My journey with DOTS

Introduction

Entity-Component-System, or ECS, is a new architecture in the game industry, which is built upon the foundation of data-oriented design. You may argue that it has been around for more than a decade, but the game industry is still dominated by the old-school object-oriented programming (OOP) paradigm. For many people, including me, this is new. It is cool and full of challenges. So in this post, I would share my adventure so far with ECS. As my memory is still fresh, I will focus on my latest project, the one that I did as one of my Master’s degree assignment.

About the background, I’ve tried ECS several times before this project. The first time was with Arena of Survivors’ reborn project in 2018. Previously, the game was written using Photon Unity Networking (PUN). It worked fine and the gameplay mechanism was engaging for me personally, until the day we decided to test it publicly. We have a difficult problem: we have two servers worldwide, and the high ping and loss make the game buggy and unplayable. We did our best to deploy an authoritative client-server model which Photon does not support out of the box, but it simply cannot live up to the scale. So we tried to reborn the game using Exit Games’ new technology called Quantum. The technology uses a standalone simulation layer and Unity is just a rendering engine. That’s my first experience with ECS and I really like the idea of highly decoupled and solution-centric code.

Arena of Survivors, the project I did with Hiker Games back in 2018.

The next experience was with Unity’s new Data-Oriented Technology Stack (DOTS), with an appealing motto: “Performance by default”. In 2018, Hiker Games tried to push the performance of Caravan War to a further limit to allow more space for game designers’ creative input. Unity’s ECS implementation was much more complicated than that of Quantum SDK, and the documentation and support are not on par as well.

The stack now seems much more mature, as many Unity talks in GDC indicated. That’s why I decide to give it another try.

The project

The project contains two demos for comparison. One is written traditionally with Mono and OOP, and the other one uses ECS architecture. The goal here is to try the new technology stack in as an experiment or research. Many agents are thrown in the scene to see how well can ECS cope with a large number of objects compared to the traditional approach.

The demo looks like this. Never mind the programmer’s art.
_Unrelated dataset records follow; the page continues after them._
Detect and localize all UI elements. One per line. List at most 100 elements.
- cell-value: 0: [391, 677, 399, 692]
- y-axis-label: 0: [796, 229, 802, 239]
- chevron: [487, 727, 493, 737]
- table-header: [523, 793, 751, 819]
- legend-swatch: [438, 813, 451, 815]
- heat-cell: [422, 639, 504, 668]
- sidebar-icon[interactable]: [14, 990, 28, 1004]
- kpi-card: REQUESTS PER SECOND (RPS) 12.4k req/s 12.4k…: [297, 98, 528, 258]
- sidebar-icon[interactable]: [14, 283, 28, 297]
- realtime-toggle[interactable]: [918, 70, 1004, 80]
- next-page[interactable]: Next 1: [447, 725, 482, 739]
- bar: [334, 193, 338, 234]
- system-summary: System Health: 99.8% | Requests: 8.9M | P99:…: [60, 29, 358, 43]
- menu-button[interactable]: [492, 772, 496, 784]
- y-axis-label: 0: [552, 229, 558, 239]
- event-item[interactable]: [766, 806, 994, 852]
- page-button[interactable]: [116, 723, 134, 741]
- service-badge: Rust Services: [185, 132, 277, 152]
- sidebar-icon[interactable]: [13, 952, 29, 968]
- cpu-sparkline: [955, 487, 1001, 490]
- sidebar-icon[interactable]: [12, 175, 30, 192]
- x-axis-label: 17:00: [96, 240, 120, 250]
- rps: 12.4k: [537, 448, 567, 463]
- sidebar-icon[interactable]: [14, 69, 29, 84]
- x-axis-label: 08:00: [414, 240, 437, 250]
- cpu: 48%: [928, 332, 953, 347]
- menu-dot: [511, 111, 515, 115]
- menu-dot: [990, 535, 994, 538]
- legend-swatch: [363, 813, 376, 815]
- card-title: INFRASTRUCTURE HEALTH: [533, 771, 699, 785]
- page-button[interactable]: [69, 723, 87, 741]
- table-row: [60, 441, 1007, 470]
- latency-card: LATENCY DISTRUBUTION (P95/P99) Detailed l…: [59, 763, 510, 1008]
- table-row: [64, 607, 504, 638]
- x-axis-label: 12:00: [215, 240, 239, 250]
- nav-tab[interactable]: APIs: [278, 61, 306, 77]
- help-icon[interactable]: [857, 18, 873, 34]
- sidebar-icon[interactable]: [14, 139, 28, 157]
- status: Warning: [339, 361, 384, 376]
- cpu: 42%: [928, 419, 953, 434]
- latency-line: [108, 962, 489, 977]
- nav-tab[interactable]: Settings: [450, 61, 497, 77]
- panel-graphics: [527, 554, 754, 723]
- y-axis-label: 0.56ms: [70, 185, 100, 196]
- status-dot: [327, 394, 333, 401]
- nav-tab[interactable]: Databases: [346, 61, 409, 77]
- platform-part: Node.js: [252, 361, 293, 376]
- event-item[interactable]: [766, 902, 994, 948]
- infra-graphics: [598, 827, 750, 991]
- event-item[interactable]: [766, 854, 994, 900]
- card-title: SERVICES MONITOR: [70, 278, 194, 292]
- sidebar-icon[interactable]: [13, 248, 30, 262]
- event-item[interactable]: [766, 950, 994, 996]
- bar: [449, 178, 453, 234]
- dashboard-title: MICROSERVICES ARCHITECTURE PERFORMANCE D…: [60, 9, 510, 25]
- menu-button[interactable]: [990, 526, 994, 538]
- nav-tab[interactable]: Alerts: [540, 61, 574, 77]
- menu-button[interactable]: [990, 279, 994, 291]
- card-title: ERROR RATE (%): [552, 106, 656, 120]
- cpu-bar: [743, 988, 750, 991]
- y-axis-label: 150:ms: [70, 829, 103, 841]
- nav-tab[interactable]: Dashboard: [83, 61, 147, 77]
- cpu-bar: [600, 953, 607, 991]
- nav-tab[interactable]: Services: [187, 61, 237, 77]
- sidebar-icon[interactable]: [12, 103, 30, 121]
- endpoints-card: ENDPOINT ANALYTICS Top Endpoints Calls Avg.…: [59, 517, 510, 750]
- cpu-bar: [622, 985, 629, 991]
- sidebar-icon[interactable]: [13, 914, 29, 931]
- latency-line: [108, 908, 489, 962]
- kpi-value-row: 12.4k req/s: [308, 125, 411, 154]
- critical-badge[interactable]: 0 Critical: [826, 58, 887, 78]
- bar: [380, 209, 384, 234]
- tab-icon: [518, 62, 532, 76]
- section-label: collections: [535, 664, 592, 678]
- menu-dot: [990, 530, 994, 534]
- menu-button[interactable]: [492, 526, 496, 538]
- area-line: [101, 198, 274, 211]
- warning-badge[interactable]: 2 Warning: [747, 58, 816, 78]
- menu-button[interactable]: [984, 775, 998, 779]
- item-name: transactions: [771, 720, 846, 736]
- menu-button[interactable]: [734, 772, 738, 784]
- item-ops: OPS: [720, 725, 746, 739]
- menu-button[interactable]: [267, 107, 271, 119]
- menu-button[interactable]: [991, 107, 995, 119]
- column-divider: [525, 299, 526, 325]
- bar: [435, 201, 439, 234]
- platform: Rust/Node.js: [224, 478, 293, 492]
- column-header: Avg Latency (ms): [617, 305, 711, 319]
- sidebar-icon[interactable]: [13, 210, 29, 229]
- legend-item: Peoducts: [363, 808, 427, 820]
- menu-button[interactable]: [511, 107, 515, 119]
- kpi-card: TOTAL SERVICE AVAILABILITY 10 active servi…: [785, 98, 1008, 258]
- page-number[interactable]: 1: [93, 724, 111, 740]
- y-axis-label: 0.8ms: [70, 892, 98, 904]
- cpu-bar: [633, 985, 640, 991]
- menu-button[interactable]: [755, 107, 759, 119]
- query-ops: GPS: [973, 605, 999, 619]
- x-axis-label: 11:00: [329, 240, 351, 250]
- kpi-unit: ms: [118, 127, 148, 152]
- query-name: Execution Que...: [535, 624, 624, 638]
After a raw attempt at applying ECS, the ECS demo performs surprisingly worse than the Mono one. Turns out the bottleneck here is the naive O(n^2) target detection algorithm. With the help from a simple uniform grid spatial partitioning technique, the ECS demo can perform significantly better than the other one. This is a demographics showing how the two demos perform.

Performance comparison. Notice how steep the Mono demo’s curve is.

Closing thoughts

The experiment required a serious mental shift. I had to move from the way I view the game world with objects to a world of problems and solutions. I needed to throw most of everything I knew away and learnt how to do it again. For example, the inheritance relationship does not exist in DOTS, so I had to find a way to work around with component composition.

My train of thoughts has been like on a rollercoaster. One day I felt depressed and hopeless trying to figure out the solution to a problem that should be easy. Another day my mood was uplifted after I found out the way to solve it, just to be pushed down to the abyss many times more. After finishing the project, it was quite fun, to be honest, being a child who knows nothing again.

To conclude the showcase post, I’d summary my experience with DOTS like so:

  • Is it performant by default? It is, as Unity did a fantastic job of grouping relevant data linearly in a cache-friendly and multithreading-friendly way. However, beware of your data organisation and algorithm choice – remember what I said about target detection?
  • Does it make things easier? Not really. My ECS demo is quite simple but it contains more than a thousand lines of code with a lot of boilerplate work. Also, it is frustrating when you have to leave most of your programming habits behind and stick to value types and linear algorithms most of the time.
  • Is it ready for production? Definitely not, at least not in most use cases. The documentation is lacking. Community support may not be able to help you with all your problems. The supporting tools in the editor such as debugging are not ready. Many important systems, such as animations and physics are not even there yet.